C'est important pour moi d'enregistrer les choses, non pour la
postérité - je m'en fiche ! - mais pour moi, comme l'on fait un
album de photos de soi-même, pour fixer les choses, car je ne
joue pas aujourd'hui comme je jouerai dans vingt ans. Je viens de
terminer un disque Elliott Carter, pour le label Assaï, qui
sortira en mars. J'ai trouvé en Martin Kaltenecker un partenaire de
confiance, aux goûts musicaux sûrs, et qui ne place pas la
rentabilité en tête du cahier des charges… ça fait du bien ! Il y
aura ensuite un disque Liszt, pour la fin 2004. Puis des projets sur
des œuvres de Kajia Saariaho, Zemlinsky, Klaus Huber, Offenbach,
Steve Reich - des esthéti-ques très différentes. Je participe
également aux concerts de l'ensemble Court-Circuit, et je m'occupe
de Quaerendo invenietis, un ensemble de chambre à géométrie
variable, au service de toutes les musiques de qualité, et
actuellement en résidence au Musée Carnavalet, à Paris. Nous
avons formé cet ensemble avec des amis du conservatoire (Antoine
Tamestit, Nicolas Baldeyrou, Pierre Bleuse, etc...) Nous jouons
en priorité de la musique non contemporaine, mais elle n'est pas
exclue. Nous nous produisons au rythme d'un concert par mois, depuis
trois ans, entourés de musiciens choisis notamment pour leurs
qualités humaines, pour le plaisir, pour l'amitié.

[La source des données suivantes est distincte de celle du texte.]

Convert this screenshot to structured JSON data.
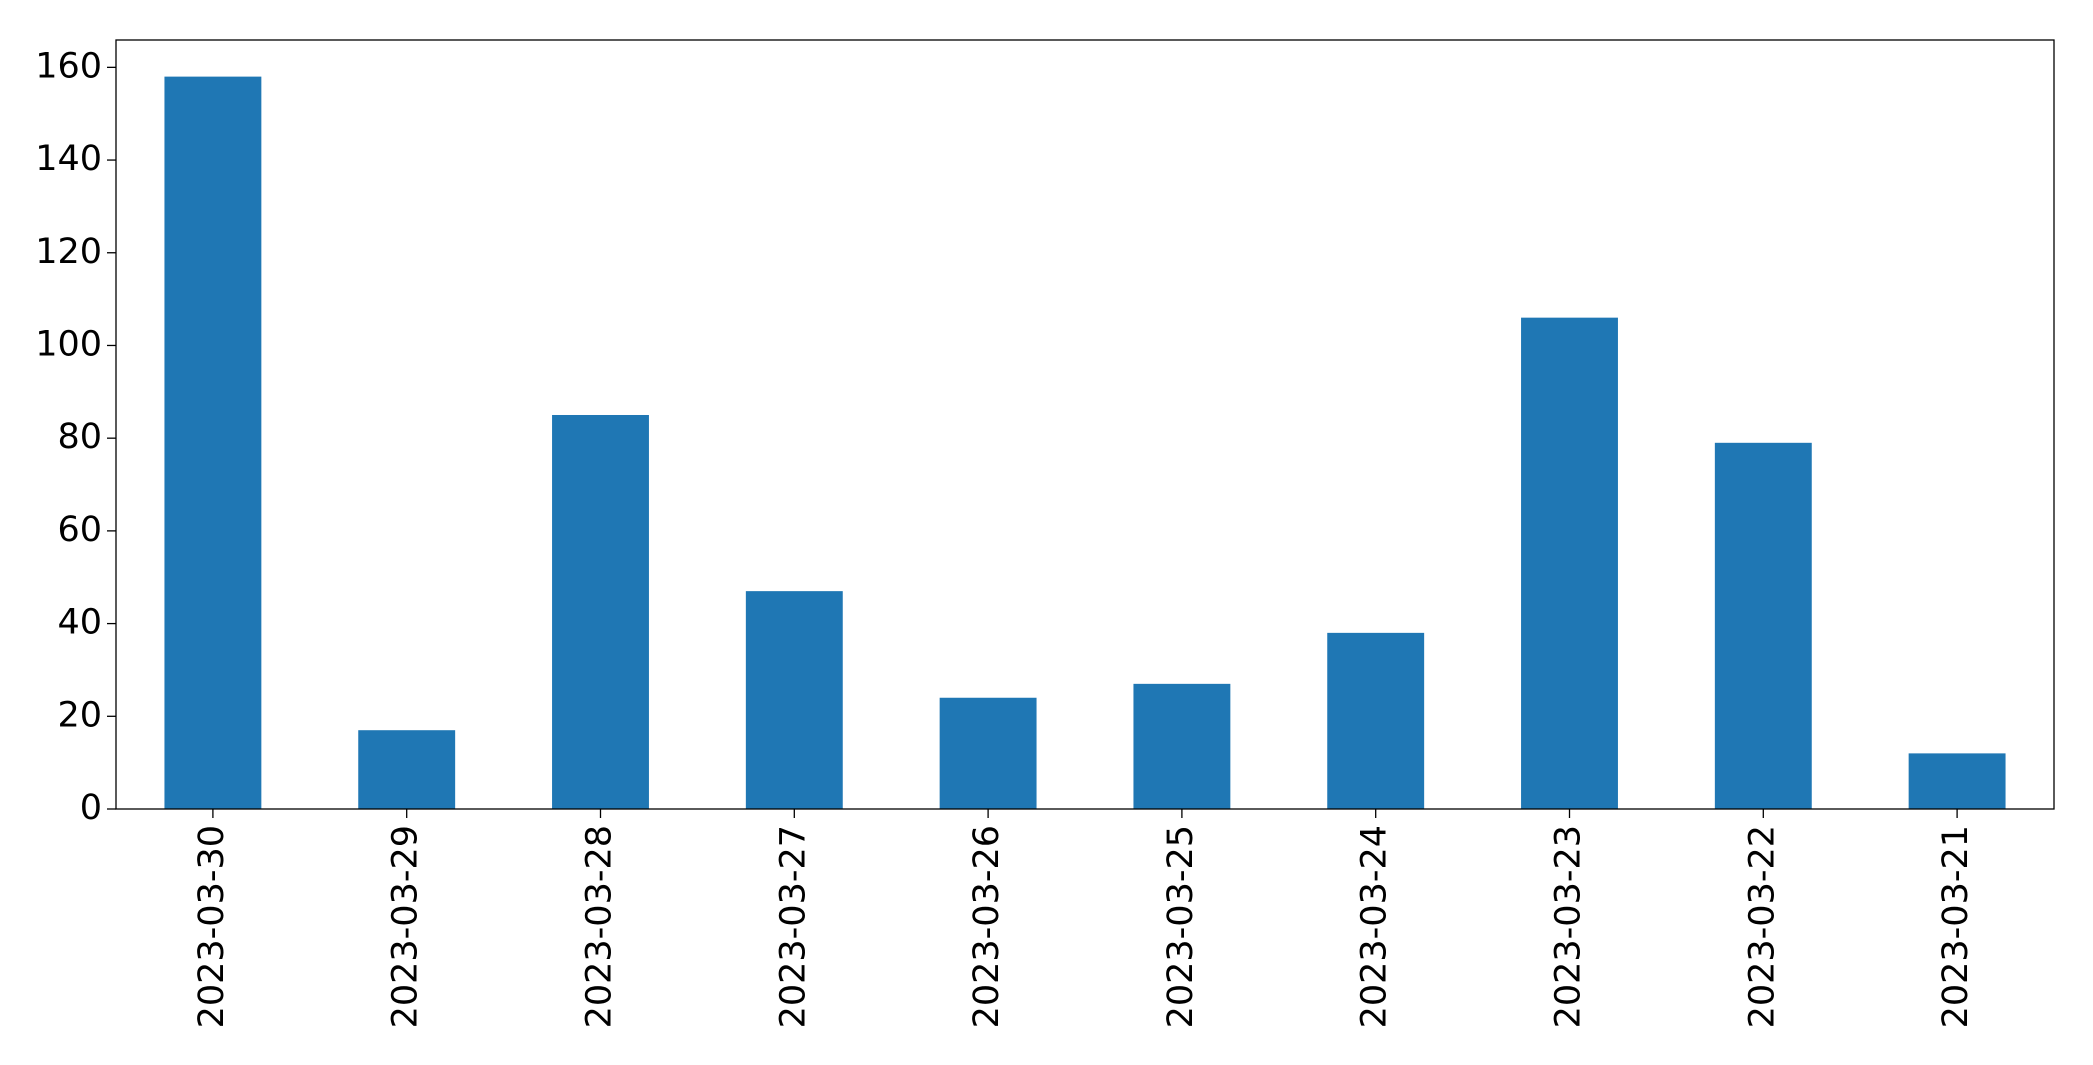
{
  "chart_data": {
    "type": "bar",
    "categories": [
      "2023-03-30",
      "2023-03-29",
      "2023-03-28",
      "2023-03-27",
      "2023-03-26",
      "2023-03-25",
      "2023-03-24",
      "2023-03-23",
      "2023-03-22",
      "2023-03-21"
    ],
    "values": [
      158,
      17,
      85,
      47,
      24,
      27,
      38,
      106,
      79,
      12
    ],
    "color": "#1f77b4",
    "ylim": [
      0,
      165.9
    ],
    "yticks": [
      0,
      20,
      40,
      60,
      80,
      100,
      120,
      140,
      160
    ],
    "grid": false
  }
}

Quel instrument jouez-vous ? Un
violoncelle moderne fabriqué en 1998 par Friedrich Alber, un jeune
luthier allemand qui a fait ses études en Angleterre et qui s'est
installé à Montpellier. C'est un instrument très polyvalent, et pas
cher. Je n'ai jamais eu le fantasme des vieux instruments italiens…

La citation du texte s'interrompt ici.